La pratique du discours plasmatique à la Renaissance, qu’il soit explicitement une déclamation comme pour Béroalde l’ancien, Érasme ou Corneille Agrippa ou qu’il soit plus discret, plus implicite, doit beaucoup à cet infléchissement7. Il semble s’inscrire volontiers dans un ensemble plus vaste, dans lequel chaque discours particulier fait écho aux précédents.
25Olivier Guerrier est le premier à avoir appliqué la notion de plasma à Montaigne8. On retrouve en effet un tel système d’écho dans les deux chapitres que nous avons étudiés dans un précédent article9. Dans le chapitre i, 20 par exemple, il évoque la puissance de l’imagination à travers deux séries d’exemples. Le sujet de Montaigne est, dans les deux cas, une inversion. Dans la première série, le fantasme, le fantôme, s’incorpore et triomphe du corps où il s’introduit ; ce qui n’existe pas peut accéder à un mode d’existence supérieur et triomphant. Montaigne envisage ensuite une deuxième série, de type érotique. Quelques réflexions sur l’impuissance momentanée et imprévisible, mais qui peut devenir chronique, illustrent ce deuxième champ de la puissance de l’imagination : l’imagination a la puissance de transformer un homme puissant en impuissant, voire d’opérer un changement de sexe. Enfin, Montaigne imagine, sur le mode parodique, un plaidoyer prononcé par le défenseur du phallus, dans le mauvais procès qui lui est fait. Ici la situation du plaideur est plasmatique au sens antique du terme, mais l’ensemble du dispositif, l’usage des arguments et des exemples, les raffinements de l’énonciation, rappellent plus largement les pratiques déclamatoires telles qu’elles ont été infléchies par les humanistes.

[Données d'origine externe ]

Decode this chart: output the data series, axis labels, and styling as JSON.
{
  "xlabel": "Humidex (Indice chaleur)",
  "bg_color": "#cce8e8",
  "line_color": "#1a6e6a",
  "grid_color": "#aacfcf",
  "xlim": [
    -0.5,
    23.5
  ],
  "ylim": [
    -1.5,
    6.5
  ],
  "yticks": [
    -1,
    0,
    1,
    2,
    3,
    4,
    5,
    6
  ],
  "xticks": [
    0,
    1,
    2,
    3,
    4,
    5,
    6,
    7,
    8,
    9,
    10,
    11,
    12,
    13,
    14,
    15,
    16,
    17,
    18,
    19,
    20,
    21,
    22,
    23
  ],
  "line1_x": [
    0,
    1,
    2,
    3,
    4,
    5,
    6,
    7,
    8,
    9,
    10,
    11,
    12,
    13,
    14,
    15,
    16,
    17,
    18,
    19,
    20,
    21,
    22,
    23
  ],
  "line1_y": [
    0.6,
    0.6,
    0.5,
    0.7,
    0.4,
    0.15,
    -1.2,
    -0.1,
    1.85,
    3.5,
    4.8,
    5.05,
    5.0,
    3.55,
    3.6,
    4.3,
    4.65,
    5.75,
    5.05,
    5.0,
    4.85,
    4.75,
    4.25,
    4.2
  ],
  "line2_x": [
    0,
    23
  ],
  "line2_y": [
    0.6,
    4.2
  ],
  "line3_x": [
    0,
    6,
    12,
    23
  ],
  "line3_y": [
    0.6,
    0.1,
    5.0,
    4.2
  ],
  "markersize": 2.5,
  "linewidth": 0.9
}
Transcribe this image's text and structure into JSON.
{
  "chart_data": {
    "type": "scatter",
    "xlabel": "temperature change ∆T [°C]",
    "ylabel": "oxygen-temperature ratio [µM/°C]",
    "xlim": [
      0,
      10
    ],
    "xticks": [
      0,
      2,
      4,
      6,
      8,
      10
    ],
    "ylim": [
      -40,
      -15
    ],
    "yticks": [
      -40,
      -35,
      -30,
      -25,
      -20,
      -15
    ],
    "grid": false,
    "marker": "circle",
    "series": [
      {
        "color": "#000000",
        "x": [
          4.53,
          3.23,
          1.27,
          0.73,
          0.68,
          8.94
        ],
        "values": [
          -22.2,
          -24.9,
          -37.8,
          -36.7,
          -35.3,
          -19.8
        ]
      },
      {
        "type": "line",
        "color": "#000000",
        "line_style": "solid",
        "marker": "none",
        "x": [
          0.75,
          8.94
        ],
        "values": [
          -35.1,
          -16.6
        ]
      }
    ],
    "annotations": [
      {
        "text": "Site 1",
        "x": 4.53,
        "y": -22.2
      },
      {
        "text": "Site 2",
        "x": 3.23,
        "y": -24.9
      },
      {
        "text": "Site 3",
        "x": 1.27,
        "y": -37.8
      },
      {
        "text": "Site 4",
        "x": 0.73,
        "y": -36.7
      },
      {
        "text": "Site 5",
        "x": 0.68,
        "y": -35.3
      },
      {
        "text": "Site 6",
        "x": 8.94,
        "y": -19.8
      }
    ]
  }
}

L’éloge de la gravelle, qui se situe dans le dernier chapitre des Essais constitue un deuxième exercice plasmatique sous la plume de Montaigne. Le discours intérieur, sous la forme d’une prosopopée de l’esprit, essaie d’opposer des fantaisies (rassurantes) à d’autres fantaisies (inquiétantes). Il s’agit apparemment d’un éloge paradoxal. La gravelle est une bonne maladie : tardive, honorable, modérée, qui attire la compassion d’autrui. Elle est aussi peu morbide, prépare bien à la mort et laisse des rémissions. Ces rémissions permettent au malade de croire à la guérison, et l’aident à endurer la maladie. L’inversion finale, entre la maladie et la santé, introduit une contradiction qui n’échappera pas au lecteur vigilant : si la gravelle est signe de santé, pourquoi souhaiter en guérir, ou l’ignorer ? L’éloge comporte des arguments faibles et contradictoires, notamment à la fin, qui ne sauraient emporter l’adhésion du lecteur. 26Du reste, Montaigne en convient lui-même puisqu’il parle d’arguments « et forts et foibles10 ». Ajoutons qu’ici aussi le système d’énonciation est extrêmement complexe et qu’on glisse volontiers d’une instance à l’autre tant et si bien qu’il est parfois bien difficile de dire si c’est l’esprit de Montaigne qui parle à l’imagination (de Montaigne) ou Montaigne qui parle à son esprit ou à son imagination.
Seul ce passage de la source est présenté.